Я молча встал и начал собираться, не обращая на её слова внимания.
— Ты можешь оставить его, как оставлял других, — подначивала она меня.
— Но он не любой, — негромко ответил я. — Он не просто сброд и не просто мясо, которого я даже не знаю.
— Бросишься туда даже после моих слов?
— Я…
— Не бросаешь своих, — оскалилась она. — Даже если на кону твоя собственная жизнь.
— Как он? — спросил я в пустой надежде, что может она знает.
— Я лишь знаю то, что он умирает, — спокойно отозвалась Ишкуина, будто её это не волновало.

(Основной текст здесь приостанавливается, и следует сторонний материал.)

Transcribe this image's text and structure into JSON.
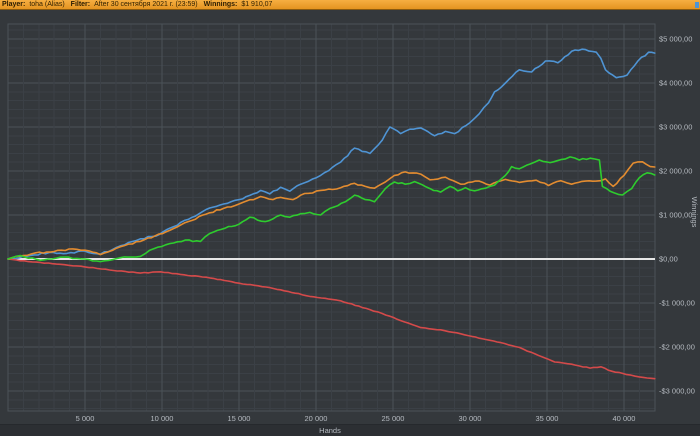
{
  "header": {
    "player_label": "Player:",
    "player_value": "toha (Alias)",
    "filter_label": "Filter:",
    "filter_value": "After 30 сентября 2021 г. (23:59)",
    "winnings_label": "Winnings:",
    "winnings_value": "$1 910,07",
    "bar_color": "#eea032",
    "corner_marker_color": "#4f94d4"
  },
  "chart_data": {
    "type": "line",
    "title": "",
    "xlabel": "Hands",
    "ylabel": "Winnings",
    "xlim": [
      0,
      42000
    ],
    "ylim": [
      -3450,
      5340
    ],
    "grid": {
      "minor_x_step": 1000,
      "major_x_step": 5000,
      "minor_y_step": 200,
      "major_y_step": 1000,
      "minor_color": "#3b4046",
      "major_color": "#4b5258"
    },
    "zero_line": {
      "value": 0,
      "color": "#e6e6e6"
    },
    "x_ticks": [
      {
        "value": 5000,
        "label": "5 000"
      },
      {
        "value": 10000,
        "label": "10 000"
      },
      {
        "value": 15000,
        "label": "15 000"
      },
      {
        "value": 20000,
        "label": "20 000"
      },
      {
        "value": 25000,
        "label": "25 000"
      },
      {
        "value": 30000,
        "label": "30 000"
      },
      {
        "value": 35000,
        "label": "35 000"
      },
      {
        "value": 40000,
        "label": "40 000"
      }
    ],
    "y_ticks": [
      {
        "value": 5000,
        "label": "$5 000,00"
      },
      {
        "value": 4000,
        "label": "$4 000,00"
      },
      {
        "value": 3000,
        "label": "$3 000,00"
      },
      {
        "value": 2000,
        "label": "$2 000,00"
      },
      {
        "value": 1000,
        "label": "$1 000,00"
      },
      {
        "value": 0,
        "label": "$0,00"
      },
      {
        "value": -1000,
        "label": "-$1 000,00"
      },
      {
        "value": -2000,
        "label": "-$2 000,00"
      },
      {
        "value": -3000,
        "label": "-$3 000,00"
      }
    ],
    "series": [
      {
        "name": "blue-line",
        "color": "#4f94d4",
        "jitter": 40,
        "points": [
          [
            0,
            0
          ],
          [
            1200,
            60
          ],
          [
            2700,
            150
          ],
          [
            3600,
            120
          ],
          [
            5000,
            180
          ],
          [
            6000,
            110
          ],
          [
            7300,
            300
          ],
          [
            8600,
            460
          ],
          [
            9600,
            520
          ],
          [
            10500,
            700
          ],
          [
            11700,
            900
          ],
          [
            13100,
            1160
          ],
          [
            14000,
            1250
          ],
          [
            15000,
            1350
          ],
          [
            16400,
            1560
          ],
          [
            17000,
            1480
          ],
          [
            17700,
            1630
          ],
          [
            18300,
            1540
          ],
          [
            19000,
            1700
          ],
          [
            20300,
            1900
          ],
          [
            21600,
            2200
          ],
          [
            22500,
            2520
          ],
          [
            23500,
            2400
          ],
          [
            24300,
            2700
          ],
          [
            24800,
            3000
          ],
          [
            25500,
            2850
          ],
          [
            26100,
            2950
          ],
          [
            26800,
            2980
          ],
          [
            27700,
            2800
          ],
          [
            28400,
            2900
          ],
          [
            29000,
            2850
          ],
          [
            30000,
            3100
          ],
          [
            30600,
            3300
          ],
          [
            31200,
            3550
          ],
          [
            31600,
            3800
          ],
          [
            32300,
            4000
          ],
          [
            33200,
            4300
          ],
          [
            34000,
            4250
          ],
          [
            34900,
            4500
          ],
          [
            35700,
            4460
          ],
          [
            36600,
            4720
          ],
          [
            37500,
            4760
          ],
          [
            38200,
            4700
          ],
          [
            38500,
            4560
          ],
          [
            38800,
            4300
          ],
          [
            39500,
            4120
          ],
          [
            40200,
            4180
          ],
          [
            40900,
            4500
          ],
          [
            41600,
            4700
          ],
          [
            42000,
            4680
          ]
        ]
      },
      {
        "name": "red-line",
        "color": "#d44a4a",
        "jitter": 15,
        "points": [
          [
            0,
            0
          ],
          [
            800,
            -40
          ],
          [
            2100,
            -80
          ],
          [
            3400,
            -120
          ],
          [
            5000,
            -180
          ],
          [
            6600,
            -250
          ],
          [
            8600,
            -320
          ],
          [
            9900,
            -290
          ],
          [
            11200,
            -350
          ],
          [
            13100,
            -430
          ],
          [
            15000,
            -550
          ],
          [
            17000,
            -650
          ],
          [
            17700,
            -700
          ],
          [
            19600,
            -850
          ],
          [
            21600,
            -950
          ],
          [
            23500,
            -1150
          ],
          [
            24800,
            -1300
          ],
          [
            25500,
            -1400
          ],
          [
            26800,
            -1560
          ],
          [
            28100,
            -1610
          ],
          [
            29400,
            -1700
          ],
          [
            30600,
            -1800
          ],
          [
            32000,
            -1900
          ],
          [
            33200,
            -2010
          ],
          [
            34500,
            -2200
          ],
          [
            35500,
            -2340
          ],
          [
            36600,
            -2390
          ],
          [
            37800,
            -2480
          ],
          [
            38500,
            -2450
          ],
          [
            39200,
            -2550
          ],
          [
            39900,
            -2600
          ],
          [
            41000,
            -2680
          ],
          [
            42000,
            -2720
          ]
        ]
      },
      {
        "name": "orange-line",
        "color": "#e38c30",
        "jitter": 35,
        "points": [
          [
            0,
            0
          ],
          [
            1000,
            80
          ],
          [
            1800,
            140
          ],
          [
            3000,
            170
          ],
          [
            4200,
            230
          ],
          [
            5000,
            200
          ],
          [
            6000,
            100
          ],
          [
            7300,
            280
          ],
          [
            8600,
            400
          ],
          [
            10500,
            650
          ],
          [
            11700,
            850
          ],
          [
            13100,
            1050
          ],
          [
            14000,
            1150
          ],
          [
            15000,
            1250
          ],
          [
            16400,
            1420
          ],
          [
            17200,
            1350
          ],
          [
            17700,
            1400
          ],
          [
            18500,
            1350
          ],
          [
            19000,
            1450
          ],
          [
            20300,
            1560
          ],
          [
            21600,
            1620
          ],
          [
            22500,
            1720
          ],
          [
            23200,
            1650
          ],
          [
            23800,
            1610
          ],
          [
            24500,
            1750
          ],
          [
            25100,
            1900
          ],
          [
            25800,
            1980
          ],
          [
            26800,
            1930
          ],
          [
            27400,
            1800
          ],
          [
            28400,
            1860
          ],
          [
            29400,
            1700
          ],
          [
            30600,
            1770
          ],
          [
            31300,
            1680
          ],
          [
            32300,
            1810
          ],
          [
            33200,
            1740
          ],
          [
            34300,
            1790
          ],
          [
            35100,
            1670
          ],
          [
            35900,
            1780
          ],
          [
            36600,
            1700
          ],
          [
            37500,
            1770
          ],
          [
            38200,
            1770
          ],
          [
            38800,
            1820
          ],
          [
            39300,
            1650
          ],
          [
            40000,
            1900
          ],
          [
            40600,
            2180
          ],
          [
            41200,
            2210
          ],
          [
            41700,
            2100
          ],
          [
            42000,
            2090
          ]
        ]
      },
      {
        "name": "green-line",
        "color": "#2ecc2e",
        "jitter": 35,
        "points": [
          [
            0,
            0
          ],
          [
            800,
            80
          ],
          [
            2100,
            -30
          ],
          [
            3400,
            40
          ],
          [
            5000,
            0
          ],
          [
            6000,
            -60
          ],
          [
            7300,
            30
          ],
          [
            8600,
            60
          ],
          [
            9200,
            200
          ],
          [
            10500,
            350
          ],
          [
            11500,
            430
          ],
          [
            12500,
            400
          ],
          [
            13100,
            580
          ],
          [
            14100,
            700
          ],
          [
            15000,
            790
          ],
          [
            15700,
            950
          ],
          [
            16700,
            850
          ],
          [
            17700,
            1000
          ],
          [
            18300,
            950
          ],
          [
            19000,
            1030
          ],
          [
            19600,
            1060
          ],
          [
            20300,
            1000
          ],
          [
            20900,
            1150
          ],
          [
            21900,
            1300
          ],
          [
            22500,
            1450
          ],
          [
            23200,
            1350
          ],
          [
            23800,
            1300
          ],
          [
            24500,
            1600
          ],
          [
            25100,
            1750
          ],
          [
            25800,
            1700
          ],
          [
            26400,
            1760
          ],
          [
            27400,
            1600
          ],
          [
            28100,
            1520
          ],
          [
            28700,
            1650
          ],
          [
            29200,
            1550
          ],
          [
            29700,
            1620
          ],
          [
            30300,
            1550
          ],
          [
            31000,
            1610
          ],
          [
            31600,
            1680
          ],
          [
            32300,
            1900
          ],
          [
            32700,
            2100
          ],
          [
            33200,
            2050
          ],
          [
            33900,
            2160
          ],
          [
            34500,
            2250
          ],
          [
            35200,
            2190
          ],
          [
            35900,
            2260
          ],
          [
            36500,
            2320
          ],
          [
            37100,
            2250
          ],
          [
            37800,
            2290
          ],
          [
            38400,
            2250
          ],
          [
            38600,
            1650
          ],
          [
            39100,
            1540
          ],
          [
            39900,
            1455
          ],
          [
            40500,
            1600
          ],
          [
            41000,
            1850
          ],
          [
            41500,
            1960
          ],
          [
            42000,
            1910
          ]
        ]
      }
    ],
    "axis_label_color": "#b5bac0",
    "background_color": "#34383c"
  }
}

Хотя её это и не волновало. — Если ты сейчас не сорвёшься к нему, то всё может быть иначе. Ты можешь жить дальше, ты получишь такие силы, о которых даже не мечтал, будешь строить свою империю, свой город и жить…
— Ты правильно заметила, что он мой человек, — перебил я её. — И если я могу спасти своего — я это сделаю.

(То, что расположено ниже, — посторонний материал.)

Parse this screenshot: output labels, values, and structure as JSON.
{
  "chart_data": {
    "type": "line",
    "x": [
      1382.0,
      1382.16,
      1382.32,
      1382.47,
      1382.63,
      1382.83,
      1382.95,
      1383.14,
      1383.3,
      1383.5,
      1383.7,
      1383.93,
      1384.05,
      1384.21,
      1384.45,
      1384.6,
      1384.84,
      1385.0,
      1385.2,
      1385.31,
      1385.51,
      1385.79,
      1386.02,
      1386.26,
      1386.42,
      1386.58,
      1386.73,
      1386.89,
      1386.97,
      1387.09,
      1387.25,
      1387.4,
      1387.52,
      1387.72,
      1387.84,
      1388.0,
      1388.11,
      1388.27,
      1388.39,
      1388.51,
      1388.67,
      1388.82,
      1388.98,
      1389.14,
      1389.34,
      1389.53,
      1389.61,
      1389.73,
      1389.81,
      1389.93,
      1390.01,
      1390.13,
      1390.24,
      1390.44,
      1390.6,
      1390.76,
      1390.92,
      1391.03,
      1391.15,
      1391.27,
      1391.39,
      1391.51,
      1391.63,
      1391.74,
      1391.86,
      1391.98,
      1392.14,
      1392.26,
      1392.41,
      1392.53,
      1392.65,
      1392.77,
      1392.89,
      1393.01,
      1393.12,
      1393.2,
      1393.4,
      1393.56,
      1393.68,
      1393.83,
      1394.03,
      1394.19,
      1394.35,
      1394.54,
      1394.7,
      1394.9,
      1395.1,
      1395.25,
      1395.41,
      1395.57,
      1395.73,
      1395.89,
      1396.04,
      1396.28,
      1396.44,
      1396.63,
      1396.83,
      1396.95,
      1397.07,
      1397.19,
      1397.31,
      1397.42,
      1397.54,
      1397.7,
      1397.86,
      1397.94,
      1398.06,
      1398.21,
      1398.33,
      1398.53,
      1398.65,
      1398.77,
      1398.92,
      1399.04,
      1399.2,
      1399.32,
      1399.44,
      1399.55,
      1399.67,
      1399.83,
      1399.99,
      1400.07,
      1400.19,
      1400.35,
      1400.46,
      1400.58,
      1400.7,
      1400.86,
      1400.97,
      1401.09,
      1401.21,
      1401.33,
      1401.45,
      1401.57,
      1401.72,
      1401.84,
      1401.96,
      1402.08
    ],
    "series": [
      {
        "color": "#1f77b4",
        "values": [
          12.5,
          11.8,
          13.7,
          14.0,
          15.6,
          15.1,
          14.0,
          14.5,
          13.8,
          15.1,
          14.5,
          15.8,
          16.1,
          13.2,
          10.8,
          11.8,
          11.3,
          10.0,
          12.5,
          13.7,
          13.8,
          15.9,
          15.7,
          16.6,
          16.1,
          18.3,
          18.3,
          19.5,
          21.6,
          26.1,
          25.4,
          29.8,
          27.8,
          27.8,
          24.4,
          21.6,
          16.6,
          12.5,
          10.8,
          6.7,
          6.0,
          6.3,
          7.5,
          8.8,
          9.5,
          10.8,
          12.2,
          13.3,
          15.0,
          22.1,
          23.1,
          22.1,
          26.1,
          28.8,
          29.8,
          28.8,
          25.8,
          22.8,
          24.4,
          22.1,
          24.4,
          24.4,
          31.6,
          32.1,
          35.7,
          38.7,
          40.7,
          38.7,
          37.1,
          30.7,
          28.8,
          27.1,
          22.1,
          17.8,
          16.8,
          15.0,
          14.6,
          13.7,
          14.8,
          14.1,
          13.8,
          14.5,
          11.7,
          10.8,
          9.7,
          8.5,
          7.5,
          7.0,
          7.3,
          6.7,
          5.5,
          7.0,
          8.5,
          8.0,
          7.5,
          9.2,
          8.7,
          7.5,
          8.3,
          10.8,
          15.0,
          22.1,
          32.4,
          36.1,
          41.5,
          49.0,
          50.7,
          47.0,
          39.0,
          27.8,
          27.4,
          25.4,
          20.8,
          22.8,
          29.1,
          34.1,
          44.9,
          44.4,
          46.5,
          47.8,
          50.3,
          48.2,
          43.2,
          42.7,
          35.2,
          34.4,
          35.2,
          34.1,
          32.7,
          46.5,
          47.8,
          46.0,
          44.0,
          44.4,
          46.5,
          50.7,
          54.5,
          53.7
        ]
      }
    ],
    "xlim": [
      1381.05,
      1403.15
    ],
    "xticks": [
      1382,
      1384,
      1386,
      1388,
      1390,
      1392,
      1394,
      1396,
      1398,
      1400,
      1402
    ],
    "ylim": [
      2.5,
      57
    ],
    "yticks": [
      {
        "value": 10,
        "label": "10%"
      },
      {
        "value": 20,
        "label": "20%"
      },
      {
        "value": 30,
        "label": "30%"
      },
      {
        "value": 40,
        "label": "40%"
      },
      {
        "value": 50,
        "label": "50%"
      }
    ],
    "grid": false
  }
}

— Твой выбор не принесёт ничего хорошего.
— Мы всё умрём рано или поздно. Но я умру за то, во что верю, — отозвался я, уже застёгивая рубашку, запачканную кровью. Каким образом её испачкал, непонятно. — И ведь ты знаешь, что я прав, верно? Потому что ты вроде и отговариваешь меня, но в то же время… хочешь, чтоб я сделал это.
— Что за хуйня, бубенчик? — насмешливо спросила Ишкуина.
— Разве, будь у тебя желание меня отговорить, стала бы это делать? Да и вообще, сказала бы мне об этом? Я знаю, как ты уговариваешь, и сейчас ты сама хочешь, чтоб я попытался помочь ему.
— Не пизди хуйню, — недовольно ответила Ишкуина. — Это бред…
— Наша жизнь бред, — пошёл я к коридору. — Ты бесишься не потому, что ты сука, хотя и это тоже. Просто ты одна.
— Да что ты знаешь? — фыркнула она.
— Я знаю, что тебе больно. Потому ты такая сука. Ты пытаешься разрушить чужие судьбы и жизни, подлишь и говнишь, потому что завидуешь, что у кого-то получилось, а у тебя — нет. Бесишься от того, что лишена этого. Что у жалких человеков есть семьи, а ты вечно одна.
— Не неси хуйню, — рыкнула она агрессивно.
— И поэтому ты отговариваешь меня. Тебе ведь неплохо со мной, верно? Я кого-то тебе напоминаю из тех, кого ты любила. Всё упирается в то, что ты хочешь чувствовать себя как раньше. Хочешь не быть одинокой стервой, которой только и остаётся, что искать тепла у случайных мужиков, чувствовать себя нужной и любимой, ублажая других. Хочешь вернуть себе счастье, которое унесло время и бессмертие…
— А вот тут ты и не прав, бубенчик, — со злостью прошипела она. — Я хранила и облизывала своих детей и их детей, и детей их детей. Их забрало отнюдь не время, а люди. Грязные мрази, которых я когда-то хранила и чистила от дерьма. Но как вас ни чисти, вы с радостью, как свиньи под собственный визг, бросаетесь в него обратно. Газовые камеры, костры, висельницы, побоища, казни — люди забрали их, а не время. Поэтому захлопнись, если не знаешь, о чём говоришь.